I found it easy to minimise my wardrobe, and still rotate 33 items on a regular basis for a refined capsule, functional collection.
Same with my possessions. Deciding to unclutter my home, drawers and shelves was an easy decision and I wouldn’t ever go back.
Even though I had lived with less for years, I still had one incredibly cluttered, expensive collection that was eating away at my happiness without me even realising.
My makeup collection.
I was so easily taken in watching hours of YouTube tutorials, seeing two for £30 offers on the counters of departments stores, and concepts that a new lipstick shade could improve my whole look for a night out.
There was always something I needed. Perhaps a new highlighter would help hide my naturally round face. A different eyebrow shade would make my penciling in look more natural and defined.
For someone who had managed to avoid the traps and pitfalls of gratification buying for a long time with clothes, I was blind when making the same mistakes with beauty products.
I realised that this was an issue when I looked at my ‘capsule collection’ that I had organised six months ago, and it had already doubled.
Now I don’t think this would have been a problem if it had doubled because I had found new staple products I love. Or if I had developed a yearning for makeup artistry.
But this wasn’t the case. The drawer was filled with new lotions and potions that I had purchased quickly, without much thought, and with too much hope behind.
I sat down, and looked at all the products in my collection to work out why this was happening again, and the answer was simple. Lack of confidence.
A lipstick had been purchased recently on a work trip to London when I had envied the bold matte lip I kept seeing across the capital. I wanted to emulate this look myself so I purchased this gorgeous Bobbi Brown dark brown shade.
It didn’t, and no longer does, suit me.
It was purely an impulse buy, driven by envy and admiration.
A bronzer sits almost untouched in the drawer after I had seen a famous Instagram blogger use in one of her videos.

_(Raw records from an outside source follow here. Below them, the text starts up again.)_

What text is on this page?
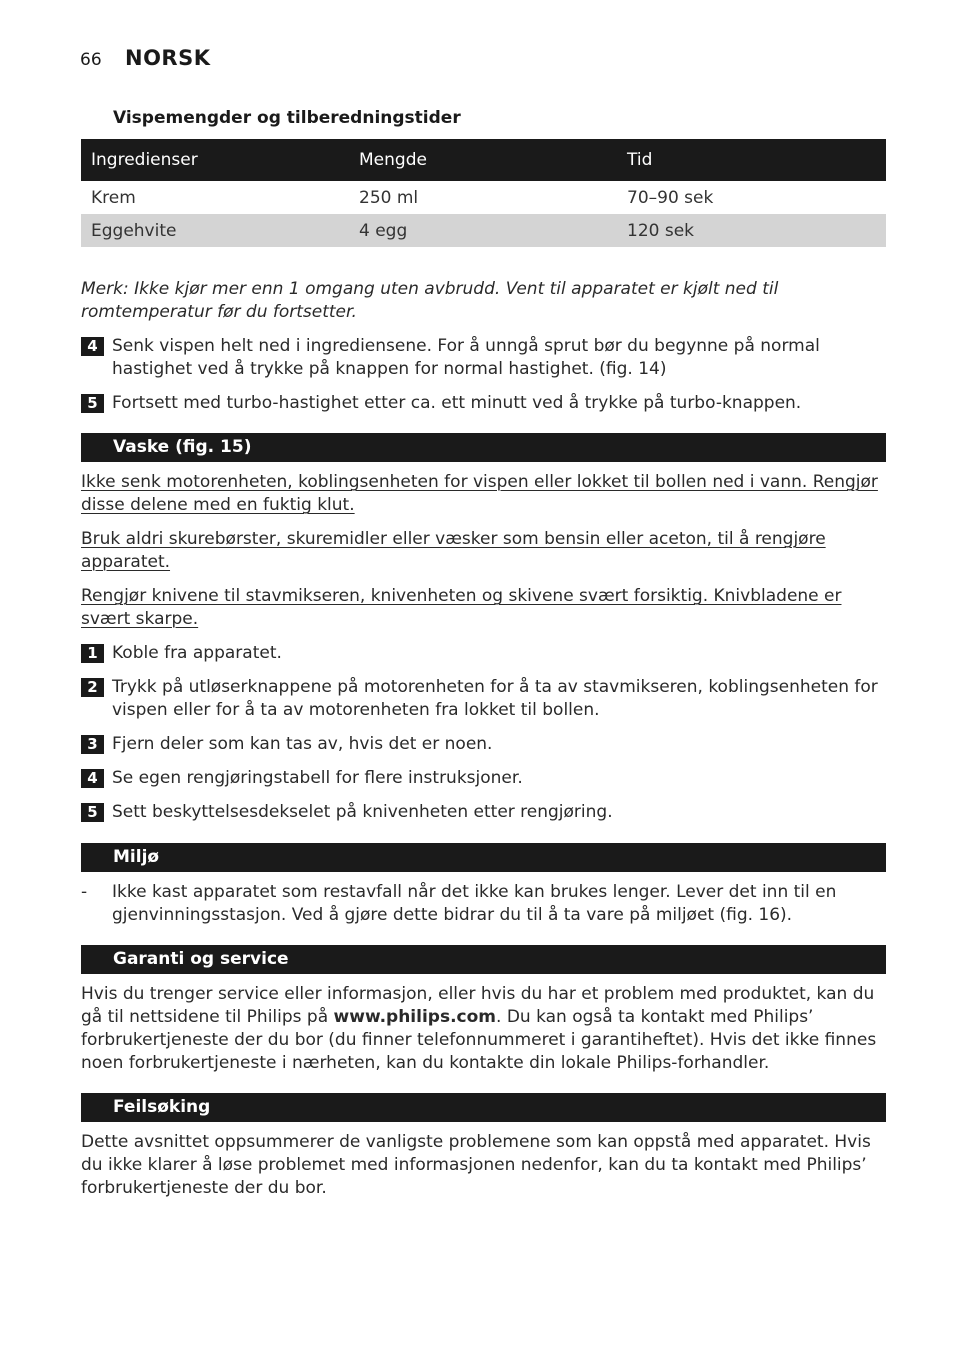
66 NORSK
Vispemengder og tilberedningstider
Ingredienser	Mengde	Tid
Krem	250 ml	70–90 sek
Eggehvite	4 egg	120 sek
Merk: Ikke kjør mer enn 1 omgang uten avbrudd. Vent til apparatet er kjølt ned til romtemperatur før du fortsetter.
4 Senk vispen helt ned i ingrediensene. For å unngå sprut bør du begynne på normal hastighet ved å trykke på knappen for normal hastighet. (fig. 14)
5 Fortsett med turbo-hastighet etter ca. ett minutt ved å trykke på turbo-knappen.
Vaske (fig. 15)
Ikke senk motorenheten, koblingsenheten for vispen eller lokket til bollen ned i vann. Rengjør disse delene med en fuktig klut.
Bruk aldri skurebørster, skuremidler eller væsker som bensin eller aceton, til å rengjøre apparatet.
Rengjør knivene til stavmikseren, knivenheten og skivene svært forsiktig. Knivbladene er svært skarpe.
1 Koble fra apparatet.
2 Trykk på utløserknappene på motorenheten for å ta av stavmikseren, koblingsenheten for vispen eller for å ta av motorenheten fra lokket til bollen.
3 Fjern deler som kan tas av, hvis det er noen.
4 Se egen rengjøringstabell for flere instruksjoner.
5 Sett beskyttelsesdekselet på knivenheten etter rengjøring.
Miljø
- Ikke kast apparatet som restavfall når det ikke kan brukes lenger. Lever det inn til en gjenvinningsstasjon. Ved å gjøre dette bidrar du til å ta vare på miljøet (fig. 16).
Garanti og service
Hvis du trenger service eller informasjon, eller hvis du har et problem med produktet, kan du gå til nettsidene til Philips på www.philips.com. Du kan også ta kontakt med Philips’ forbrukertjeneste der du bor (du finner telefonnummeret i garantiheftet). Hvis det ikke finnes noen forbrukertjeneste i nærheten, kan du kontakte din lokale Philips-forhandler.
Feilsøking
Dette avsnittet oppsummerer de vanligste problemene som kan oppstå med apparatet. Hvis du ikke klarer å løse problemet med informasjonen nedenfor, kan du ta kontakt med Philips’ forbrukertjeneste der du bor.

Even though that post was sponsored, I had to agree she looked amazing with it on, and I wanted my face to glow like that.
It didn’t, and because I have naturally very dry skin, it just looked caked on and awful.

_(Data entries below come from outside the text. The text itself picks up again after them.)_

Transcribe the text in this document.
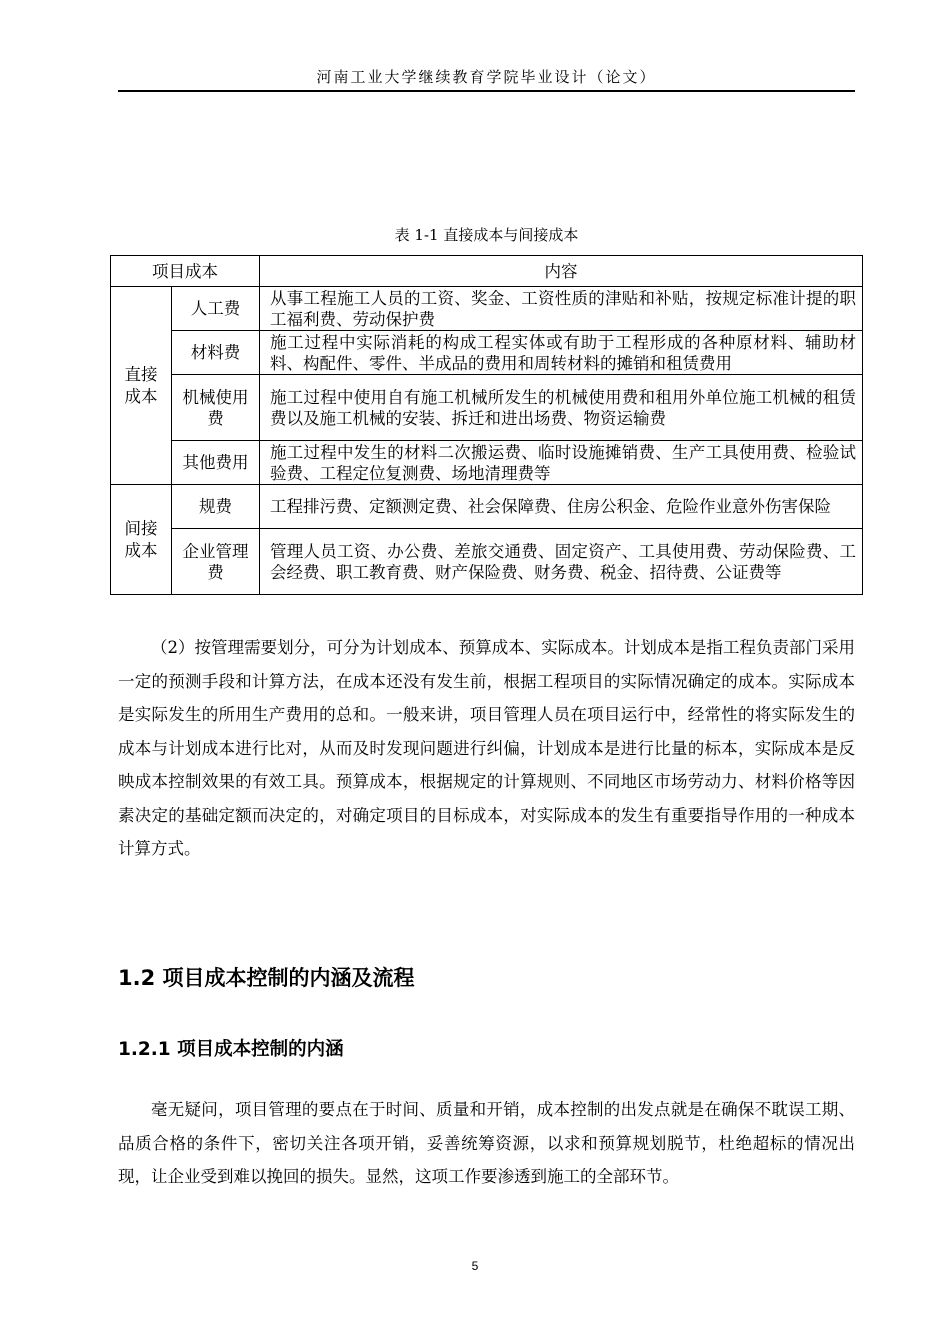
河南工业大学继续教育学院毕业设计（论文）
表 1-1 直接成本与间接成本
项目成本		内容
直接成本	人工费	从事工程施工人员的工资、奖金、工资性质的津贴和补贴，按规定标准计提的职工福利费、劳动保护费
	材料费	施工过程中实际消耗的构成工程实体或有助于工程形成的各种原材料、辅助材料、构配件、零件、半成品的费用和周转材料的摊销和租赁费用
	机械使用费	施工过程中使用自有施工机械所发生的机械使用费和租用外单位施工机械的租赁费以及施工机械的安装、拆迁和进出场费、物资运输费
	其他费用	施工过程中发生的材料二次搬运费、临时设施摊销费、生产工具使用费、检验试验费、工程定位复测费、场地清理费等
间接成本	规费	工程排污费、定额测定费、社会保障费、住房公积金、危险作业意外伤害保险
	企业管理费	管理人员工资、办公费、差旅交通费、固定资产、工具使用费、劳动保险费、工会经费、职工教育费、财产保险费、财务费、税金、招待费、公证费等

（2）按管理需要划分，可分为计划成本、预算成本、实际成本。计划成本是指工程负责部门采用一定的预测手段和计算方法，在成本还没有发生前，根据工程项目的实际情况确定的成本。实际成本是实际发生的所用生产费用的总和。一般来讲，项目管理人员在项目运行中，经常性的将实际发生的成本与计划成本进行比对，从而及时发现问题进行纠偏，计划成本是进行比量的标本，实际成本是反映成本控制效果的有效工具。预算成本，根据规定的计算规则、不同地区市场劳动力、材料价格等因素决定的基础定额而决定的，对确定项目的目标成本，对实际成本的发生有重要指导作用的一种成本计算方式。

1.2 项目成本控制的内涵及流程
1.2.1 项目成本控制的内涵

毫无疑问，项目管理的要点在于时间、质量和开销，成本控制的出发点就是在确保不耽误工期、品质合格的条件下，密切关注各项开销，妥善统筹资源，以求和预算规划脱节，杜绝超标的情况出现，让企业受到难以挽回的损失。显然，这项工作要渗透到施工的全部环节。

5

Once again, suckered by marketing and the need to emulate the confidence and looks of someone else.
Minimised collection, boosted confidence
So today I am making a promise. I have minimised my capsule beauty collection for a final time, and here is what it contains.
I know my makeup routine well, and I can complete it in just fifteen minutes each morning. Every product works well with my skin tone, complexion and dry, sensitive skin.

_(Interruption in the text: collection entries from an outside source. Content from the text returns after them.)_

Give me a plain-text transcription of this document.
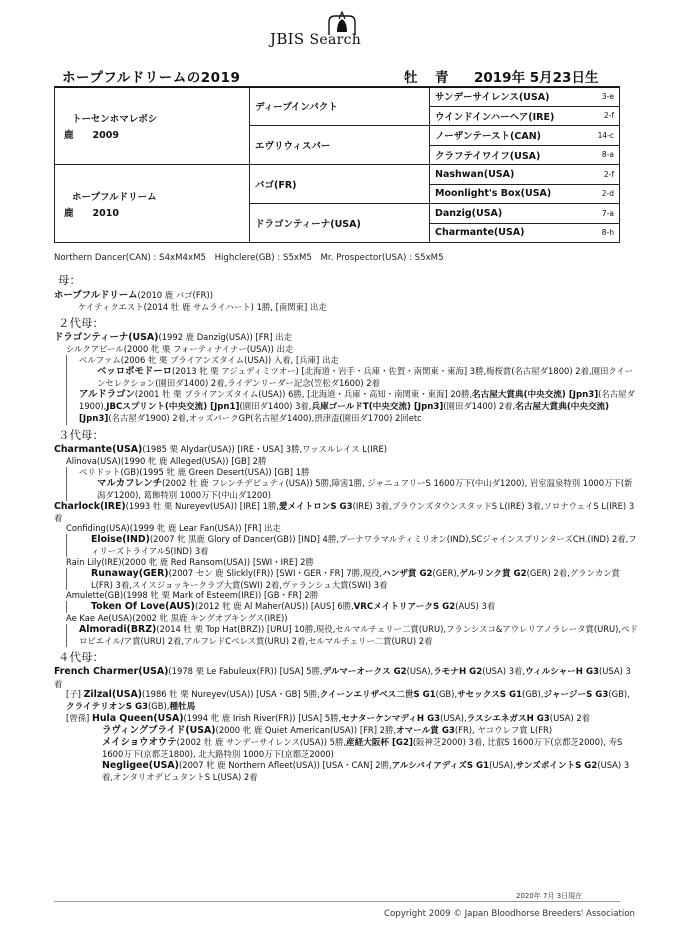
JBIS Search
ホープフルドリームの2019	牡　青 2019年 5月23日生
トーセンホマレボシ
鹿　　2009	ディープインパクト	サンデーサイレンス(USA)	3-e
		ウインドインハーヘア(IRE)	2-f
	エヴリウィスパー	ノーザンテースト(CAN)	14-c
		クラフテイワイフ(USA)	8-a

ホープフルドリーム
鹿　　2010	バゴ(FR)	Nashwan(USA)	2-f
		Moonlight's Box(USA)	2-d
	ドラゴンティーナ(USA)	Danzig(USA)	7-a
		Charmante(USA)	8-h
Northern Dancer(CAN) : S4xM4xM5　Highclere(GB) : S5xM5　Mr. Prospector(USA) : S5xM5
母：
ホープフルドリーム(2010 鹿 バゴ(FR))
ケイティクエスト(2014 牡 鹿 サムライハート) 1勝, [南関東] 出走
２代母：
ドラゴンティーナ(USA)(1992 鹿 Danzig(USA)) [FR] 出走
シルクアピール(2000 牝 栗 フォーティナイナー(USA)) 出走
ベルファム(2006 牝 栗 ブライアンズタイム(USA)) 入着, [兵庫] 出走
ベッロポモドーロ(2013 牝 栗 アジュディミツオー) [北海道・岩手・兵庫・佐賀・南関東・東海] 3勝,梅桜賞(名古屋ダ1800) 2着,園田クイーンセレクション(園田ダ1400) 2着,ライデンリーダー記念(笠松ダ1600) 2着
アルドラゴン(2001 牡 栗 ブライアンズタイム(USA)) 6勝, [北海道・兵庫・高知・南関東・東海] 20勝,名古屋大賞典(中央交流) [Jpn3](名古屋ダ1900),JBCスプリント(中央交流) [Jpn1](園田ダ1400) 3着,兵庫ゴールドT(中央交流) [Jpn3](園田ダ1400) 2着,名古屋大賞典(中央交流) [Jpn3](名古屋ダ1900) 2着,オッズパークGP(名古屋ダ1400),摂津盃(園田ダ1700) 2回etc
３代母：
Charmante(USA)(1985 栗 Alydar(USA)) [IRE・USA] 3勝,ワッスルレイス L(IRE)
Alinova(USA)(1990 牝 鹿 Alleged(USA)) [GB] 2勝
ペリドット(GB)(1995 牝 鹿 Green Desert(USA)) [GB] 1勝
マルカフレンチ(2002 牡 鹿 フレンチデピュティ(USA)) 5勝,障害1勝, ジャニュアリーS 1600万下(中山ダ1200), 岩室温泉特別 1000万下(新潟ダ1200), 葛飾特別 1000万下(中山ダ1200)
Charlock(IRE)(1993 牡 栗 Nureyev(USA)) [IRE] 1勝,愛メイトロンS G3(IRE) 3着,ブラウンズタウンスタッドS L(IRE) 3着,ソロナウェイS L(IRE) 3着
Confiding(USA)(1999 牝 鹿 Lear Fan(USA)) [FR] 出走
Eloise(IND)(2007 牝 黒鹿 Glory of Dancer(GB)) [IND] 4勝,プーナワラマルティミリオン(IND),SCジャインスプリンターズCH.(IND) 2着,フィリーズトライアルS(IND) 3着
Rain Lily(IRE)(2000 牝 鹿 Red Ransom(USA)) [SWI・IRE] 2勝
Runaway(GER)(2007 セン 鹿 Slickly(FR)) [SWI・GER・FR] 7勝,現役,ハンザ賞 G2(GER),ゲルリンク賞 G2(GER) 2着,グランカン賞 L(FR) 3着,スイスジョッキークラブ大賞(SWI) 2着,ヴァランシュ大賞(SWI) 3着
Amulette(GB)(1998 牝 栗 Mark of Esteem(IRE)) [GB・FR] 2勝
Token Of Love(AUS)(2012 牝 鹿 Al Maher(AUS)) [AUS] 6勝,VRCメイトリアークS G2(AUS) 3着
Ae Kae Ae(USA)(2002 牝 黒鹿 キングオブキングス(IRE))
Almoradi(BRZ)(2014 牡 栗 Top Hat(BRZ)) [URU] 10勝,現役,セルマルチェリー二賞(URU),フランシスコ&アウレリアノラレータ賞(URU),ペドロビエイル/ア賞(URU) 2着,アルフレドCベレス賞(URU) 2着,セルマルチェリー二賞(URU) 2着
４代母：
French Charmer(USA)(1978 栗 Le Fabuleux(FR)) [USA] 5勝,デルマーオークス G2(USA),ラモナH G2(USA) 3着,ウィルシャーH G3(USA) 3着
[子] Zilzal(USA)(1986 牡 栗 Nureyev(USA)) [USA・GB] 5勝,クイーンエリザベス二世S G1(GB),サセックスS G1(GB),ジャージーS G3(GB),クライテリオンS G3(GB),種牡馬
[曾孫] Hula Queen(USA)(1994 牝 鹿 Irish River(FR)) [USA] 5勝,セナターケンマディH G3(USA),ラスシエネガスH G3(USA) 2着
ラヴィングプライド(USA)(2000 牝 鹿 Quiet American(USA)) [FR] 2勝,オマール賞 G3(FR), ヤコウレフ賞 L(FR)
メイショウオウテ(2002 牡 鹿 サンデーサイレンス(USA)) 5勝,産経大阪杯 [G2](阪神芝2000) 3着, 比叡S 1600万下(京都芝2000), 寿S 1600万下(京都芝1800), 北大路特別 1000万下(京都芝2000)
Negligee(USA)(2007 牝 鹿 Northern Afleet(USA)) [USA・CAN] 2勝,アルシバイアディズS G1(USA),サンズポイントS G2(USA) 3着,オンタリオデビュタントS L(USA) 2着
2020年 7月 3日現在
Copyright 2009 © Japan Bloodhorse Breeders' Association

I have a few key pieces I know will instantly boost a look for an evening event or date night.
However something bigger needs to change. I need to understand that buying a particular lip shade, trending eye colour or concealer won’t suddenly change the way I look and feel overnight. It might give me confidence if it works but I need to be confident without all these products for it to have a real effect.
Buying makeup products for the hope that they change my look and improve my life in some way is the same mistake I was making with clothes years ago. I used to be convinced that a new dress and shoes would be the key to feeling amazing on a night out. It wasn’t.
For the next year I won’t be adding any new products aside for replacing my core collection as it runs out.
I will also work on the thing that makeup has been trying to unsuccessfully mask for the last 15 years, my confidence, and stop comparing my looks to the models and bloggers out there who look flawless on a daily basis.
Minimising your possessions helps you identify what really matters to you, and put worth in your true priorities, not material objects.
So minimising your beauty collection should help you realise your own true worth and confidence, without twenty layers of cosmetic support to help you.
If you, like me, can think back to a time recently when you have bought a product because of how it looks on someone else. Because you thought it would completely change your look. Because you thought it would boost your beauty. You might need to do the same.
Cull the cosmetics, and be mindful of your own natural worth and beauty.